Di fatto si assiste più ad un «parcheggio» in questi centri, che ad una attività di formazione: l'orientamento è più volto a svolgere attività tese ad «occupare» il soggetto, piuttosto che a prepararlo in funzione di uno sbocco lavorativo successivo al corso.

c) L'inserimento nei corsi normali di formazio­ne professionale, limitata però a quei soggetti che sono così lievi da essere in grado di soste­nere nel tempo e proficuamente (cioè con l'ef­fettivo raggiungimento della qualifica finale) la parte teorica e pratica, che questi corsi compor­tano (3).

 

CORSO PRELAVORATIVI OVVERO LA SOLUZIONE INTERMEDIA

 

Come si può vedere resta comunque scoperta una consistente fascia di soggetti per i quali non ci sono risposte adeguate; si tratta di quei ra­gazzi che, pur non essendo così gravi da richie­dere solo un intervento assistenziale (centri diur­ni), non sono così lievi da poter reggere l'inseri­mento in un corso normale di formazione profes­sionale.

Per evitare quindi il ripetersi dell'esperienza limitante ed emarginante del centro speciale e l'altrettanto inadatta esperienza registrata con l'inserimento in corsi normali (che il ragazzo alla fine subisce perché non è in grado di seguire) si sono realizzati i corsi prelavorativi.

Il corso prelavorativo si pone allora come solu­zione intermedia capace di soddisfare le esigen­ze di quei soggetti che hanno bisogno di un in­segnamento didattico speciale in una classe a parte che prevede momenti anche individuali ma realizzato in un contesto normale, cioè all'in­terno di un centro di formazione professionale pubblico, privato o convenzionato.

Perché prelavorativo?

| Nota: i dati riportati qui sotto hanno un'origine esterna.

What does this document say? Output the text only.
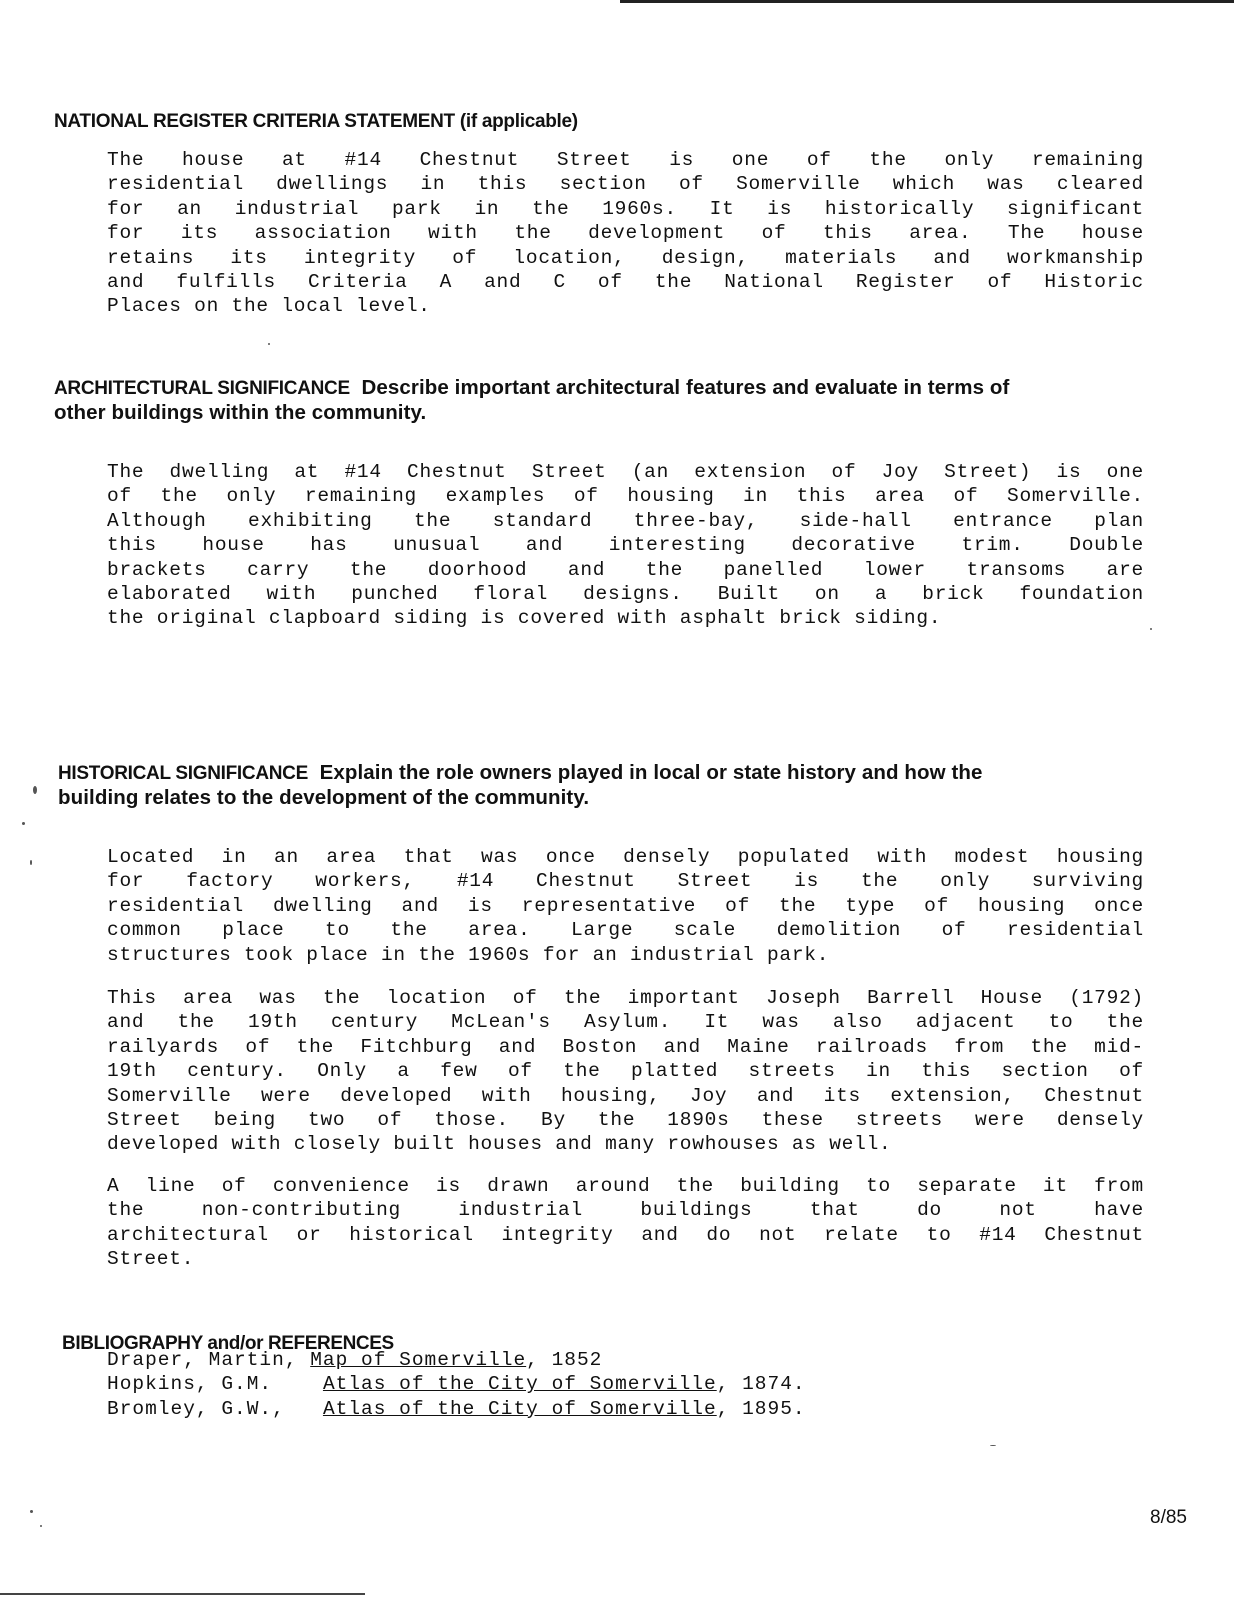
NATIONAL REGISTER CRITERIA STATEMENT (if applicable)
The house at #14 Chestnut Street is one of the only remaining
residential dwellings in this section of Somerville which was cleared
for an industrial park in the 1960s. It is historically significant
for its association with the development of this area. The house
retains its integrity of location, design, materials and workmanship
and fulfills Criteria A and C of the National Register of Historic
Places on the local level.
ARCHITECTURAL SIGNIFICANCE Describe important architectural features and evaluate in terms of
other buildings within the community.
The dwelling at #14 Chestnut Street (an extension of Joy Street) is one
of the only remaining examples of housing in this area of Somerville.
Although exhibiting the standard three-bay, side-hall entrance plan
this house has unusual and interesting decorative trim. Double
brackets carry the doorhood and the panelled lower transoms are
elaborated with punched floral designs. Built on a brick foundation
the original clapboard siding is covered with asphalt brick siding.
HISTORICAL SIGNIFICANCE Explain the role owners played in local or state history and how the
building relates to the development of the community.
Located in an area that was once densely populated with modest housing
for factory workers, #14 Chestnut Street is the only surviving
residential dwelling and is representative of the type of housing once
common place to the area. Large scale demolition of residential
structures took place in the 1960s for an industrial park.
This area was the location of the important Joseph Barrell House (1792)
and the 19th century McLean's Asylum. It was also adjacent to the
railyards of the Fitchburg and Boston and Maine railroads from the mid-
19th century. Only a few of the platted streets in this section of
Somerville were developed with housing, Joy and its extension, Chestnut
Street being two of those. By the 1890s these streets were densely
developed with closely built houses and many rowhouses as well.
A line of convenience is drawn around the building to separate it from
the non-contributing industrial buildings that do not have
architectural or historical integrity and do not relate to #14 Chestnut
Street.
BIBLIOGRAPHY and/or REFERENCES
Draper, Martin, Map of Somerville, 1852
Hopkins, G.M.	Atlas of the City of Somerville, 1874.
Bromley, G.W., Atlas of the City of Somerville, 1895.
8/85
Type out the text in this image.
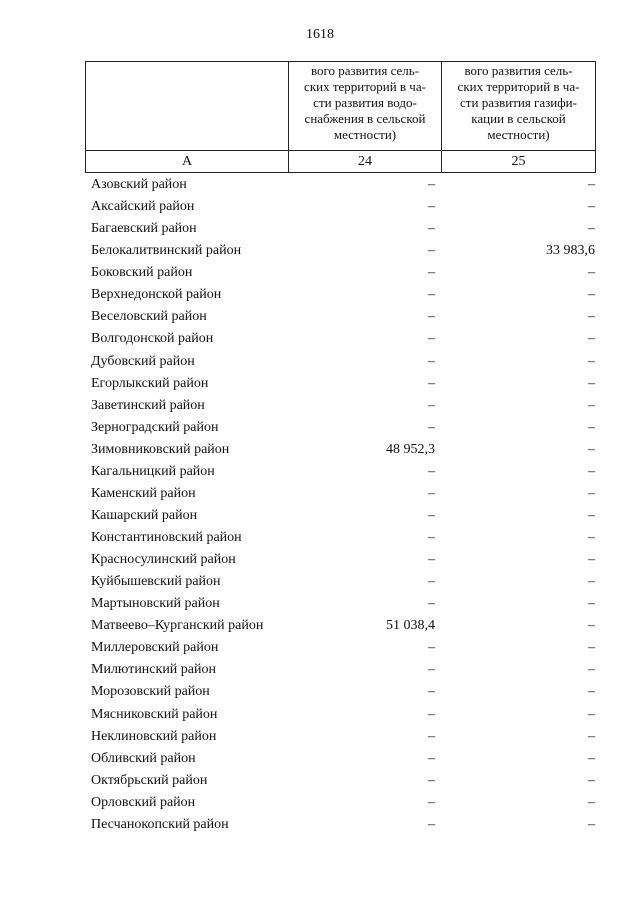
1618

	вого развития сель-
ских территорий в ча-
сти развития водо-
снабжения в сельской
местности)	вого развития сель-
ских территорий в ча-
сти развития газифи-
кации в сельской
местности)

А	24	25
Азовский район	–	–
Аксайский район	–	–
Багаевский район	–	–
Белокалитвинский район	–	33 983,6
Боковский район	–	–
Верхнедонской район	–	–
Веселовский район	–	–
Волгодонской район	–	–
Дубовский район	–	–
Егорлыкский район	–	–
Заветинский район	–	–
Зерноградский район	–	–
Зимовниковский район	48 952,3	–
Кагальницкий район	–	–
Каменский район	–	–
Кашарский район	–	–
Константиновский район	–	–
Красносулинский район	–	–
Куйбышевский район	–	–
Мартыновский район	–	–
Матвеево–Курганский район	51 038,4	–
Миллеровский район	–	–
Милютинский район	–	–
Морозовский район	–	–
Мясниковский район	–	–
Неклиновский район	–	–
Обливский район	–	–
Октябрьский район	–	–
Орловский район	–	–
Песчанокопский район	–	–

Perché scopo del corso è di valorizzare e sollecitare le capacità di la­voro del portatore di handicap, offrendogli più possibilità di apprendimento di attività, che svol­gerà tuttavia in collaborazione e sotto la respon­sabilità di altri lavoratori.

 

ELEMENTI PORTANTI DEI CORSI PRELAVORATIVI

 

Alla luce di quanto detto finora riteniamo che un corso prelavorativo debba rispondere ai se­guenti requisiti:

1) inserimento nei normali centri di formazione professionale;

2) tirocinio al lavoro;

3) attività di laboratorio e di tipo teorico fondate sul tirocinio al lavoro;

4) attività di socializzazione e autonomizzazione personale.

L'importanza dell'inserimento dei corsi in cen­tri di formazione professionale normali è data da più fattori:

a) i centri speciali (o le scuole speciali), de­rivati dall'istituzione delle allora dette «classi differenziate», sono strumenti inadeguati ad as­solvere le finalità per le quali inizialmente erano sorti e che erano quelle di riadattare alla vita sociale comune il soggetto svantaggiato.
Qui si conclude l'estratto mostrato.